In the general case, when $z$ and $w$ are two complex numbers, we have that
$ (1) \sqrt[n]{z}\sqrt[n]{w} \neq \sqrt[n]{zw}$
For example, $\sqrt{-1}\sqrt{-1} \neq \sqrt{-1.-1} = 1$.
However, there is a condition by which (1) is true:
$ (2) \sqrt[n]{z}\sqrt[n]{w} = \sqrt[n]{zw} \iff -\pi < \arg z + \arg w \leq \pi$
In this case, the principal value of the right hand side coincides with the left hand side.
In the example above given, $\arg -1 + \arg -1 = 2\pi $ and hence the identy $(2)$ does not hold.
The question is: how to prove$(2)$? And how to prove the case where the radicals have different index, say $m$ and $n$?
I assume the definition of $\sqrt[n]{z}$ is $\exp\left(\frac{\ln(z)}{n}\right)$, where $\ln(z)$ is the logarithm with a branch cut along the negative reals. [That means that $\ln\left(re^{i\theta}\right)=\ln(r)+i\theta$ for $\theta\in(-\pi,\pi]$, $r$ real.]

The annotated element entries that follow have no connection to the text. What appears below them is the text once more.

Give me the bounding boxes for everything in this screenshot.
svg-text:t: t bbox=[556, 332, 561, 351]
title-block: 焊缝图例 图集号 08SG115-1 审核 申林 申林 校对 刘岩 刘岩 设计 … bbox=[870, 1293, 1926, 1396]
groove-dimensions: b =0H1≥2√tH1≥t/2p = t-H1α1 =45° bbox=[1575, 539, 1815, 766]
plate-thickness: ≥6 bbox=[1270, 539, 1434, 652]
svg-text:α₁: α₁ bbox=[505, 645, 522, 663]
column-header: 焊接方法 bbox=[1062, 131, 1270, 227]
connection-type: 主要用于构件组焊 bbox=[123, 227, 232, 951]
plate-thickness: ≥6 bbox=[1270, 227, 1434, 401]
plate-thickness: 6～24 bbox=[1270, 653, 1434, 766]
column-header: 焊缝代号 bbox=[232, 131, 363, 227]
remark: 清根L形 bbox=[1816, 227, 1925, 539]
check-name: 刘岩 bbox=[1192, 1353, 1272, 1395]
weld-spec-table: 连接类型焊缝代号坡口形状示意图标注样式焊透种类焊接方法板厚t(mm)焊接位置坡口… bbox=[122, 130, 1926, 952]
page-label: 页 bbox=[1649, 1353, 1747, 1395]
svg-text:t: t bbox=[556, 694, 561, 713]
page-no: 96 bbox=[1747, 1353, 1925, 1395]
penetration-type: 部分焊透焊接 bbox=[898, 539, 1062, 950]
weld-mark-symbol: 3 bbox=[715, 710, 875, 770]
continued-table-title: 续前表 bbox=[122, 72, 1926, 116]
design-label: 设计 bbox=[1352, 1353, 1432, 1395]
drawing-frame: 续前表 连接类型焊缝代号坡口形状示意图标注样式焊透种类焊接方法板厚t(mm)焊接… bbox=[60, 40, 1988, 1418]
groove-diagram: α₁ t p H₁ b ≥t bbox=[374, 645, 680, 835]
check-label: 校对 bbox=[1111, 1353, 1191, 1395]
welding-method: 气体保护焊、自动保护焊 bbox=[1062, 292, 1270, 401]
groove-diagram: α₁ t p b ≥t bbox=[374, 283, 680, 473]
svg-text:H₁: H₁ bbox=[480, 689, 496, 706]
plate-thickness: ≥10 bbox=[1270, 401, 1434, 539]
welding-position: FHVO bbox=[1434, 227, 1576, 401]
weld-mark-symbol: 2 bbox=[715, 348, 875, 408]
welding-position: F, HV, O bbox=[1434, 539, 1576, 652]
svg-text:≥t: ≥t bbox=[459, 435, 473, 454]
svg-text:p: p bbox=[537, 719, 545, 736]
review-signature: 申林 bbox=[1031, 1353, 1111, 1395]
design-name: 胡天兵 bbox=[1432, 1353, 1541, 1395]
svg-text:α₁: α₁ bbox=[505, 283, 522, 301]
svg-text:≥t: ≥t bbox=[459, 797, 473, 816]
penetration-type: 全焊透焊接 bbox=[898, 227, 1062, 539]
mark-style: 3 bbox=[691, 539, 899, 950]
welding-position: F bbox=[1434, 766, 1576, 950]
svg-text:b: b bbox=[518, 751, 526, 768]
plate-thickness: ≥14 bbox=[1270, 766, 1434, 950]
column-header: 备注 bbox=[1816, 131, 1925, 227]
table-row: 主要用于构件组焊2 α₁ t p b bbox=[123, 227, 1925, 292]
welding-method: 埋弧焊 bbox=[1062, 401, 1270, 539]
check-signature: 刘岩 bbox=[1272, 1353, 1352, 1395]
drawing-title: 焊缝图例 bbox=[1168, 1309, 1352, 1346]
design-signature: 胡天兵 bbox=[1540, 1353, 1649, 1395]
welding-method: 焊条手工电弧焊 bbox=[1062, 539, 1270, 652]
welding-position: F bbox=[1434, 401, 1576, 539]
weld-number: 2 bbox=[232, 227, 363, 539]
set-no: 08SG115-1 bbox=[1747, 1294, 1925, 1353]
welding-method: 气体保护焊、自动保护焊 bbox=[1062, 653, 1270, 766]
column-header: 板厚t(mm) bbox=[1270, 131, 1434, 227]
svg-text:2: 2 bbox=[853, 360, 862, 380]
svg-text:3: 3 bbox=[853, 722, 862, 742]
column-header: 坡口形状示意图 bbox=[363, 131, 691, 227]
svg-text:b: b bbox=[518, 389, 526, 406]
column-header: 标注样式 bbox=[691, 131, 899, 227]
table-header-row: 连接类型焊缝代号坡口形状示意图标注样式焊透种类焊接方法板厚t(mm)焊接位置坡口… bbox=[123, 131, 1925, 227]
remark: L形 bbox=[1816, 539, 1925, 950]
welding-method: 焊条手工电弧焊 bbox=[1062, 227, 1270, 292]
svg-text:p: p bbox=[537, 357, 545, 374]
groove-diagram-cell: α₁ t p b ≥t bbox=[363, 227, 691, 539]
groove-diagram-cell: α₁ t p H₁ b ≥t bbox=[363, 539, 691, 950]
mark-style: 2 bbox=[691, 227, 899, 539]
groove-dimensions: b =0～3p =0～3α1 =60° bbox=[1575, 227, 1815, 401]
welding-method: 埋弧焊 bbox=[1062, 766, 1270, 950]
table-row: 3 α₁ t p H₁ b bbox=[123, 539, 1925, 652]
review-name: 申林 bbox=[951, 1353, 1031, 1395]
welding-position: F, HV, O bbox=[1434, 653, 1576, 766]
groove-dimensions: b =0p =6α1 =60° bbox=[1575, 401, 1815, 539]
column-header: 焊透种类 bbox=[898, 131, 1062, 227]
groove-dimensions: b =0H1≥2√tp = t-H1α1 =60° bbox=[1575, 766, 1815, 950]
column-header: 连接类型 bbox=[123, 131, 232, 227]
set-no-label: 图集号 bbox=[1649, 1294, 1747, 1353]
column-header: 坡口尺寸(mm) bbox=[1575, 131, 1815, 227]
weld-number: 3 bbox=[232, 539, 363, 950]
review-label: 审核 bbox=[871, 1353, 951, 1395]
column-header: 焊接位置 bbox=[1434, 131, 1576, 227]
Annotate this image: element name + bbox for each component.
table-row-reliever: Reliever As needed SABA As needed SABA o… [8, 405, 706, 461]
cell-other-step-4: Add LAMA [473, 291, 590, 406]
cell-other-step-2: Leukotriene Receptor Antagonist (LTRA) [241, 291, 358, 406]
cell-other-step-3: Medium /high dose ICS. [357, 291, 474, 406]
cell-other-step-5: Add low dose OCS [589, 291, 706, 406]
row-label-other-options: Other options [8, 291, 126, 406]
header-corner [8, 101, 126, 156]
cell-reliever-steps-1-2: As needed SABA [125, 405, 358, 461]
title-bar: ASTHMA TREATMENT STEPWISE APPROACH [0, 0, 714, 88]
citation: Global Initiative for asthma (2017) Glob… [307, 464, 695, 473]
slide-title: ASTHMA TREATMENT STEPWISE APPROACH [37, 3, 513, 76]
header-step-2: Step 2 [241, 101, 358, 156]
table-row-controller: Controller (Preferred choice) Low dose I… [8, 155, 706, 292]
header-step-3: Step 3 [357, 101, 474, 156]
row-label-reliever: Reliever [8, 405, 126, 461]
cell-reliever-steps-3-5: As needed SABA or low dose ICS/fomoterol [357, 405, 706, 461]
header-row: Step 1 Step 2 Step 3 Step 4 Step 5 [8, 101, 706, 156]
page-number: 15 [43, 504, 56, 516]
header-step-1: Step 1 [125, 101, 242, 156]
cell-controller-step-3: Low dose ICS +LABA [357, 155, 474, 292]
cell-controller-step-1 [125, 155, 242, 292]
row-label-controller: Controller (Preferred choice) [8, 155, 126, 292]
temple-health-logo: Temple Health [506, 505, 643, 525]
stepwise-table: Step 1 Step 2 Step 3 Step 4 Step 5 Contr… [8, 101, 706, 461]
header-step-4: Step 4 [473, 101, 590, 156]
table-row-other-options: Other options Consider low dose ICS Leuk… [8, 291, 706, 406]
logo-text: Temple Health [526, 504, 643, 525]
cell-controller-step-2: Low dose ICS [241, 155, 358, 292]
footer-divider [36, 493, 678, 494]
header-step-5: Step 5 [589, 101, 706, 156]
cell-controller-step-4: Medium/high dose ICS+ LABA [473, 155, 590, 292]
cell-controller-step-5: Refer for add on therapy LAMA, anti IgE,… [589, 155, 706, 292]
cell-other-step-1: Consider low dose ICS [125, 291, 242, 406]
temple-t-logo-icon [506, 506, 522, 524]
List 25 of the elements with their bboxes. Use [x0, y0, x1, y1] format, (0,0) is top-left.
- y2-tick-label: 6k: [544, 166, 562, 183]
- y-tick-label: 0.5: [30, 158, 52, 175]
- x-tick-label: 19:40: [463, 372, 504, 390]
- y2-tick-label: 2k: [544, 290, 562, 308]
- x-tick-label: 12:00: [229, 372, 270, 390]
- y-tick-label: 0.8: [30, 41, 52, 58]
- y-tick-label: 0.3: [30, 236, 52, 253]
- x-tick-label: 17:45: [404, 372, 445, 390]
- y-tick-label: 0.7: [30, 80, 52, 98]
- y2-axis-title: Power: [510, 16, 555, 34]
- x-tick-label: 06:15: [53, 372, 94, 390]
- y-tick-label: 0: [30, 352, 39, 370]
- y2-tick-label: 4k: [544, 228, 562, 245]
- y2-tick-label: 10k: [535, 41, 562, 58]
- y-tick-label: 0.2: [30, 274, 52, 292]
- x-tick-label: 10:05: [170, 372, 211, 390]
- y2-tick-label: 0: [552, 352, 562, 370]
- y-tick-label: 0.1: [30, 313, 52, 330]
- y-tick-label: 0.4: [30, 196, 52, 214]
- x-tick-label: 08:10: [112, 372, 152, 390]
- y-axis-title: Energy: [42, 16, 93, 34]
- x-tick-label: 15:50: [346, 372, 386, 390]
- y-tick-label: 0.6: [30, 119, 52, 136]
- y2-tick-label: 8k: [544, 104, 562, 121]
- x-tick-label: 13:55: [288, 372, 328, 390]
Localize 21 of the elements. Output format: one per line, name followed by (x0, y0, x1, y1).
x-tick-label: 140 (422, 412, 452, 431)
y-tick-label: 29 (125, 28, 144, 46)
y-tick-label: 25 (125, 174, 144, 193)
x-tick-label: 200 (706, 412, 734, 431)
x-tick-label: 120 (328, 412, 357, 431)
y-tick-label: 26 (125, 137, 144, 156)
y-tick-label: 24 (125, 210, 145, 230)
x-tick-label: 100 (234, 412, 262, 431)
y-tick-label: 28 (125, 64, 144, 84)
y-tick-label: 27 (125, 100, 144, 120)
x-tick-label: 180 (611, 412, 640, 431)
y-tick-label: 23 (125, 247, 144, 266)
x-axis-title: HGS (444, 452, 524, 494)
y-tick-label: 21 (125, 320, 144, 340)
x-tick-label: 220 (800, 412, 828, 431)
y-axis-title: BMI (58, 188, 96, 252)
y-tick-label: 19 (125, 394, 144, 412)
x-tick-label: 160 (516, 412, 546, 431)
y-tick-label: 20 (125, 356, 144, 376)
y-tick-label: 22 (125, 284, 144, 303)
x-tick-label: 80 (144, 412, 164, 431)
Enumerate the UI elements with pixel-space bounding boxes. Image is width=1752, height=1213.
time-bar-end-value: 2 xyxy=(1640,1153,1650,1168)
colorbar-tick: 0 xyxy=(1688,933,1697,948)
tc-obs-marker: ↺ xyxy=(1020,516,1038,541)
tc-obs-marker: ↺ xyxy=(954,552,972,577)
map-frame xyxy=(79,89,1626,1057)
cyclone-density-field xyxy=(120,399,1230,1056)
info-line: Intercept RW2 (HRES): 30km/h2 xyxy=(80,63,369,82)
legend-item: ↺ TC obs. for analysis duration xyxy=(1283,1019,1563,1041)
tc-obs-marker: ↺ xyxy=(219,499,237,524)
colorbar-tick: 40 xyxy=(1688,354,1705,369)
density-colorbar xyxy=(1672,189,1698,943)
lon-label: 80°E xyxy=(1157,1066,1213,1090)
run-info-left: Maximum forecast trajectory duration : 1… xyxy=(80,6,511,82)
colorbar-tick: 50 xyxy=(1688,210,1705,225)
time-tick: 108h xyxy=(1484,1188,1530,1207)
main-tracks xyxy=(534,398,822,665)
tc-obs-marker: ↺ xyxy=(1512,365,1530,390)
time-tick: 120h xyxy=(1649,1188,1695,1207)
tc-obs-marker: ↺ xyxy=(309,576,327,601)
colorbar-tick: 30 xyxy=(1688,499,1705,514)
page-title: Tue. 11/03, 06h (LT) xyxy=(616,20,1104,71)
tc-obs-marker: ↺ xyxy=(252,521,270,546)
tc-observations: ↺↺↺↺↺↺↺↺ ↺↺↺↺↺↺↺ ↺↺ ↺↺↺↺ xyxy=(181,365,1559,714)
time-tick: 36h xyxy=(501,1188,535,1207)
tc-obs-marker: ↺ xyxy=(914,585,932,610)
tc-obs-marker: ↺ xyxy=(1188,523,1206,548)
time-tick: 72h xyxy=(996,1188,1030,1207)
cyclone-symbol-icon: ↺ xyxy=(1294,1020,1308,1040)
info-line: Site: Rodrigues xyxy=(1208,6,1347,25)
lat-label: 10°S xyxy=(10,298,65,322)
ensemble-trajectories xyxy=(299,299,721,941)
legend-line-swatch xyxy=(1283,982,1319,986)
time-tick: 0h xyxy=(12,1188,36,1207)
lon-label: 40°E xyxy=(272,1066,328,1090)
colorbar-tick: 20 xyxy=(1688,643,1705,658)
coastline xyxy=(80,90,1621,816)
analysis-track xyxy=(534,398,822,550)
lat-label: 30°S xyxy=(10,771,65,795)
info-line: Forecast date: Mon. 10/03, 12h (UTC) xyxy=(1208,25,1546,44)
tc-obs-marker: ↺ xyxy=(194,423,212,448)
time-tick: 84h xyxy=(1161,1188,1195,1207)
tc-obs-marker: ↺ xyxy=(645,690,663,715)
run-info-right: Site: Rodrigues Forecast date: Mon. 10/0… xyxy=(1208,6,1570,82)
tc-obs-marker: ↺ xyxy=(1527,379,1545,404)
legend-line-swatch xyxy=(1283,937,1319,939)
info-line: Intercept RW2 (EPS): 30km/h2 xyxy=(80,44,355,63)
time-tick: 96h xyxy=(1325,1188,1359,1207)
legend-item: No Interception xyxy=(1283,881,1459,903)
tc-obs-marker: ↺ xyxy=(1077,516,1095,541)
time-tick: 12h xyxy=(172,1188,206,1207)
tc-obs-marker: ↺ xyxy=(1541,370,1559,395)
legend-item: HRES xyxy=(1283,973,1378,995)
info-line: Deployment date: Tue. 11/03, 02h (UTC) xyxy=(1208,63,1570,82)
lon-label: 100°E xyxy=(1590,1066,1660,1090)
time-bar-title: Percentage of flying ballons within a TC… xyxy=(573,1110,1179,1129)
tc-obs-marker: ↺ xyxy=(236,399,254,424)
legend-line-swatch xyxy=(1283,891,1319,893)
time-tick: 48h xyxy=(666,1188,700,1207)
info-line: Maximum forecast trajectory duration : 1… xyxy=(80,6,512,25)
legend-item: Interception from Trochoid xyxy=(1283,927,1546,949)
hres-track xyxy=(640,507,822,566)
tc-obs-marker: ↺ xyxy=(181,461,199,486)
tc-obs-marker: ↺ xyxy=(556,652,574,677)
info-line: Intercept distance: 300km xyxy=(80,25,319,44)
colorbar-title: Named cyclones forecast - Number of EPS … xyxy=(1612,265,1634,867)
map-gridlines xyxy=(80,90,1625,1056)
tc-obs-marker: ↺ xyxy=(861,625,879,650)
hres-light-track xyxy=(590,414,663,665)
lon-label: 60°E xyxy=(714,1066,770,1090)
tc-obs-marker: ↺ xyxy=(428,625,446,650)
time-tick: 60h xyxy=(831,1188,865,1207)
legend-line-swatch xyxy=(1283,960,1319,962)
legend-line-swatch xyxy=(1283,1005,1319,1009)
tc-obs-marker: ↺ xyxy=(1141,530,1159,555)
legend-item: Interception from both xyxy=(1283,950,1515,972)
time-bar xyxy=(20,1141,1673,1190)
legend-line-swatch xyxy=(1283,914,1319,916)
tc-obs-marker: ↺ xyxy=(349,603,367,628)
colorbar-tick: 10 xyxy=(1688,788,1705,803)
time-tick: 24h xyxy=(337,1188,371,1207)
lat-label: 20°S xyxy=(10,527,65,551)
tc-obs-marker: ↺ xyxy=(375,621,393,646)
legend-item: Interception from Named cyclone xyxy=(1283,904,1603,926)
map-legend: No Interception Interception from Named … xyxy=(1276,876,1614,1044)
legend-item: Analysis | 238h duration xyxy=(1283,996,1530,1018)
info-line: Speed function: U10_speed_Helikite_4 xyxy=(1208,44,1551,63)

So then using the convention that $z=r_ze^{i\theta_z}$ with $\theta_z\in(-\pi,\pi]$, you have: $$\begin{align} \sqrt[n]{z}\sqrt[n]{w} &=\sqrt[n]{r_ze^{i\theta_z}}\sqrt[n]{r_we^{i\theta_w}}\\ &=\exp\left(\frac{\ln(r_ze^{i\theta_z})}{n}\right)\exp\left(\frac{\ln(r_we^{i\theta_w})}{n}\right)\\ &=\exp\left(\frac{\ln(r_z)+{i\theta_z}}{n}\right)\exp\left(\frac{\ln(r_w)+{i\theta_w}}{n}\right)\\ &=\exp\left(\frac{\ln(r_z)+{i\theta_z}+\ln(r_w)+{i\theta_w}}{n}\right)\\ &=\exp\left(\frac{\ln(r_zr_w)+i(\theta_z+\theta_w)}{n}\right)\\ &=\sqrt[n]{r_zr_w}\exp\left(\frac{i(\theta_z+\theta_w)}{n}\right) \end{align}$$
Meanwhile $$\begin{align} \sqrt[n]{zw} &=\sqrt[n]{r_ze^{i\theta_z}r_we^{i\theta_w}}\\ &=\sqrt[n]{r_zr_we^{i(\theta_z+\theta_w)}}\\ &=\exp\left(\frac{\ln(r_zr_we^{i(\theta_z+\theta_w)})}{n}\right)\\ &=\exp\left(\frac{\ln(r_zr_w)+i(\theta_z+\theta_w)^\dagger}{n}\right)\\ &=\sqrt[n]{r_zr_w}\exp\left(\frac{i(\theta_z+\theta_w)^\dagger}{n}\right)\\ \end{align}$$
Where the $\dagger$ indicates the corresponding angle in $(-\pi,\pi]$. The two expressions are equal if and only if $(\theta_z+\theta_w)^\dagger=\theta_z+\theta_w$. That is, they are equal if and only if the sum of the principal arguments of $z$ and $w$ is itself a principal argument.